Courageously—or stupidly, depending on how you want to look at it—he never once wore equipment (not even a cup) when serving as my catcher.
And being as ingenious as every man of his generation is, for some reason he never drew up any homemade remedies to protect himself from being hit by the ball.
As a kid, this always puzzled me.
Even after missing the ball and getting hit in the shoulder or knee cap, or when my pitch would knock his glove back into his face, or the occasional pitch that would hit the ground a little short of his glove and careen into the area a cup would have been protecting, he never ended our practice.
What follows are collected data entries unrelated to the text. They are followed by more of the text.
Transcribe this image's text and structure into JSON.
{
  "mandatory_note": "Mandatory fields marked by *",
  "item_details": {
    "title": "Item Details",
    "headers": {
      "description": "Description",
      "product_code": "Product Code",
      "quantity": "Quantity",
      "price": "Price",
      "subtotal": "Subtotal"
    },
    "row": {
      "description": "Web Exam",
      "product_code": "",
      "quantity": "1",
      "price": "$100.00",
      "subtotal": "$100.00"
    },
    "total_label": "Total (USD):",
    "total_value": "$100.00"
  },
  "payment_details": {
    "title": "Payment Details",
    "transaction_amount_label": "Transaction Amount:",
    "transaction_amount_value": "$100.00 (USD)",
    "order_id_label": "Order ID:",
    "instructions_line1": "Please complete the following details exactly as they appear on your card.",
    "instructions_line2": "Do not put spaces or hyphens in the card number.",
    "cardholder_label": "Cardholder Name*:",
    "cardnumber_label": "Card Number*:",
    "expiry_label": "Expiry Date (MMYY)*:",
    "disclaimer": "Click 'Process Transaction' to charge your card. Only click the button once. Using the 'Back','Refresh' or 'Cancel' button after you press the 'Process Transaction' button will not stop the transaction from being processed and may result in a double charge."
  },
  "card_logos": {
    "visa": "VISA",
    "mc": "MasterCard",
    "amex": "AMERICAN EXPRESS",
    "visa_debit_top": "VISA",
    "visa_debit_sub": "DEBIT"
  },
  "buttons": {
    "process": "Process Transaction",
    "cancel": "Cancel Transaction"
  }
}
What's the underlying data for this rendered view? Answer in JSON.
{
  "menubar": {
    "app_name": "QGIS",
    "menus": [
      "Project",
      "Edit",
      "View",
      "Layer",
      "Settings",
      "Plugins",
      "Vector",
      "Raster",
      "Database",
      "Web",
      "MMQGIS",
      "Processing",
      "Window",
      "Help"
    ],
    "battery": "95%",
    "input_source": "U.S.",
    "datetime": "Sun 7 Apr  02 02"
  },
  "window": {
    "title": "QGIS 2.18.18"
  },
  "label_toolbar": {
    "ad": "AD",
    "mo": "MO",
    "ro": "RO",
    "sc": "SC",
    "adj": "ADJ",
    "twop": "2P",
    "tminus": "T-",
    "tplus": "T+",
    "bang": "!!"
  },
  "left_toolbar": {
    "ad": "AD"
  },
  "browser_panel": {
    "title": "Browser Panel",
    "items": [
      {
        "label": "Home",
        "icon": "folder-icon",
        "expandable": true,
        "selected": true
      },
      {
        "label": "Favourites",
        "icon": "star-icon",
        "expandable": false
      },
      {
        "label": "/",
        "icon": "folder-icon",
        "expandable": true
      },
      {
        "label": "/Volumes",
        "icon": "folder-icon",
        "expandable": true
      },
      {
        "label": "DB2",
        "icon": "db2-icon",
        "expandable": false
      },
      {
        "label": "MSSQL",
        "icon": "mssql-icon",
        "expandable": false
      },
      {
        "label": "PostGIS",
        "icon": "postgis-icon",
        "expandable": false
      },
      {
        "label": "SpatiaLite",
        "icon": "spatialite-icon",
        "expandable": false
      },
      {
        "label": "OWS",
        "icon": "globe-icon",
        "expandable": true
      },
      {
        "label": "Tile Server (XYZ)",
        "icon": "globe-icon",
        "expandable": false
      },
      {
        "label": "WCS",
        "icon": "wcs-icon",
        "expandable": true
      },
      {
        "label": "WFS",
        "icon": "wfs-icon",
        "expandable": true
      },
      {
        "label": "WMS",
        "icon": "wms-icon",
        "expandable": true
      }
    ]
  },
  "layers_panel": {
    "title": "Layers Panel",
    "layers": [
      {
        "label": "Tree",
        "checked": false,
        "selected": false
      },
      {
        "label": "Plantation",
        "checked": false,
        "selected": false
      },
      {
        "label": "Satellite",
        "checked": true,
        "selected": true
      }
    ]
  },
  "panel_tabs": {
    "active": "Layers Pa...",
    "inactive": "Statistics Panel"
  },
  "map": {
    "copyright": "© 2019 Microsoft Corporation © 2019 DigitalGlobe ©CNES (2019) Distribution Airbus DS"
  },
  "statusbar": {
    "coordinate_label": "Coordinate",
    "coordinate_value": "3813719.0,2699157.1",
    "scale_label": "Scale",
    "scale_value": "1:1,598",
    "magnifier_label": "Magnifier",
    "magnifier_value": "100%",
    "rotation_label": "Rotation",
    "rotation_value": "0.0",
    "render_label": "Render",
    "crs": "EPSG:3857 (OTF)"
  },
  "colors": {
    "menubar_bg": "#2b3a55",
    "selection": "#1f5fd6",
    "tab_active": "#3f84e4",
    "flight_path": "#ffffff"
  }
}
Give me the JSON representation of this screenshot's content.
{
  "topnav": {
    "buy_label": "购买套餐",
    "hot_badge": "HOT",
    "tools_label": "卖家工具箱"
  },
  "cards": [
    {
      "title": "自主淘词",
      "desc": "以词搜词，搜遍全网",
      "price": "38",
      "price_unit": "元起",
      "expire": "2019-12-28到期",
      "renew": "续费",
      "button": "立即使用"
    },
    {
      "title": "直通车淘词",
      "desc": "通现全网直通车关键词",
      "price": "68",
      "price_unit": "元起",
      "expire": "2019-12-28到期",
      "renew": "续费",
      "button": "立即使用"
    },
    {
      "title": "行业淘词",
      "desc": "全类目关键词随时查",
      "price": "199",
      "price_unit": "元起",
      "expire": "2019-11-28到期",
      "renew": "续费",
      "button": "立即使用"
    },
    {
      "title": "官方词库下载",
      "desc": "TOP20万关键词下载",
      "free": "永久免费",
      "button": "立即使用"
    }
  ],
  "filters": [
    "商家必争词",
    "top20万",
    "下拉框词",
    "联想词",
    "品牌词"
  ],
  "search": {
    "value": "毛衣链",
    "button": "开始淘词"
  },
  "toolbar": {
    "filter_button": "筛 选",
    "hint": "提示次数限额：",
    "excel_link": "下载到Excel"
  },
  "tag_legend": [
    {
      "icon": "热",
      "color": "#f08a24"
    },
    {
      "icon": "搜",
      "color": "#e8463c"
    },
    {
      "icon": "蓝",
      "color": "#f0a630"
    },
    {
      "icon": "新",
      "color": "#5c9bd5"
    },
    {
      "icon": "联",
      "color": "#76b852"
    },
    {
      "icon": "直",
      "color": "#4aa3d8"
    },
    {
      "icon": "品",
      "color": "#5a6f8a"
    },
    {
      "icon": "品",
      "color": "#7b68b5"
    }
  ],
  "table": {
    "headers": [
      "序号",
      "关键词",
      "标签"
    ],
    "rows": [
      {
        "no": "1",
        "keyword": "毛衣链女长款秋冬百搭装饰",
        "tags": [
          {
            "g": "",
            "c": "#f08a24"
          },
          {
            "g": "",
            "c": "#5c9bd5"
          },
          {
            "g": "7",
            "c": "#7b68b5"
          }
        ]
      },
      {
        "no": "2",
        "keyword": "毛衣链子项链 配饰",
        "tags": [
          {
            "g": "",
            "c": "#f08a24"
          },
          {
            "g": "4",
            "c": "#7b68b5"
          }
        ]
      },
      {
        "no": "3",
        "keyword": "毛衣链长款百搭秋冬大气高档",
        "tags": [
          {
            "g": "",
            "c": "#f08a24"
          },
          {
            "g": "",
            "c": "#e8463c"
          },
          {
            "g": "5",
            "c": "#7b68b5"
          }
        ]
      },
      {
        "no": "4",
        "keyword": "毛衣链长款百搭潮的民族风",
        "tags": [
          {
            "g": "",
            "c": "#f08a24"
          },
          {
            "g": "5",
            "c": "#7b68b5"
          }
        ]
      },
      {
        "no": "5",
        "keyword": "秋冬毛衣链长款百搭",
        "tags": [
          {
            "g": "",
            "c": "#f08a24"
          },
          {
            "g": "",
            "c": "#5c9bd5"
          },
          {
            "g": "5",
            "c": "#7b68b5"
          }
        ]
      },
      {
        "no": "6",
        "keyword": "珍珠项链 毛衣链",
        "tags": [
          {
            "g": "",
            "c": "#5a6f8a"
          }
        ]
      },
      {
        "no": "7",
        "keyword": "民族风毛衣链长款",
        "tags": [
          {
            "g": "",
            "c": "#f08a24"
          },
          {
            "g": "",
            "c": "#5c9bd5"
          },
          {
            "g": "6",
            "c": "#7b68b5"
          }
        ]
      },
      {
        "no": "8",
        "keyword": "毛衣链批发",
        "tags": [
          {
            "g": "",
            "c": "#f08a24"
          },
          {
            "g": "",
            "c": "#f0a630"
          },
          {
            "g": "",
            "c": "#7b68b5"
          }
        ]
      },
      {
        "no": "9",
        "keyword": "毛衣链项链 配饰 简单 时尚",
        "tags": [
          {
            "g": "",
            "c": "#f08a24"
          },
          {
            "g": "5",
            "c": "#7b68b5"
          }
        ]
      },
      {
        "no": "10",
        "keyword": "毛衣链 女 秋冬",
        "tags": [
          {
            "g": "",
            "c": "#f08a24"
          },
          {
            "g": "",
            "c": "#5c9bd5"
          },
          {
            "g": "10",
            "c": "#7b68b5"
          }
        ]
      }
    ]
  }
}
He would gather himself—the length of time depending on where he was hit—and we played on.
Those years, those summers of playing baseball with my dad, were some of the best times of my life and have created some of the best memories.
And the lessons my Mom taught me of hard work and dedication being the necessity for success, stick with me to this day.
As I (and my parents) grow older, I look fondly on those memories with each passing day, knowing they receive new life breathed into them with every game.
So, what does baseball mean to me? Simple: memories.
Memories of my childhood. Memories of my Grandpa teaching me. Memories of my parents’ hard work and sacrifices made for me. Memories of a time passed, still existent in my mind.
That is what baseball is to me.
**This is an altered re-posting of a similar piece from last July.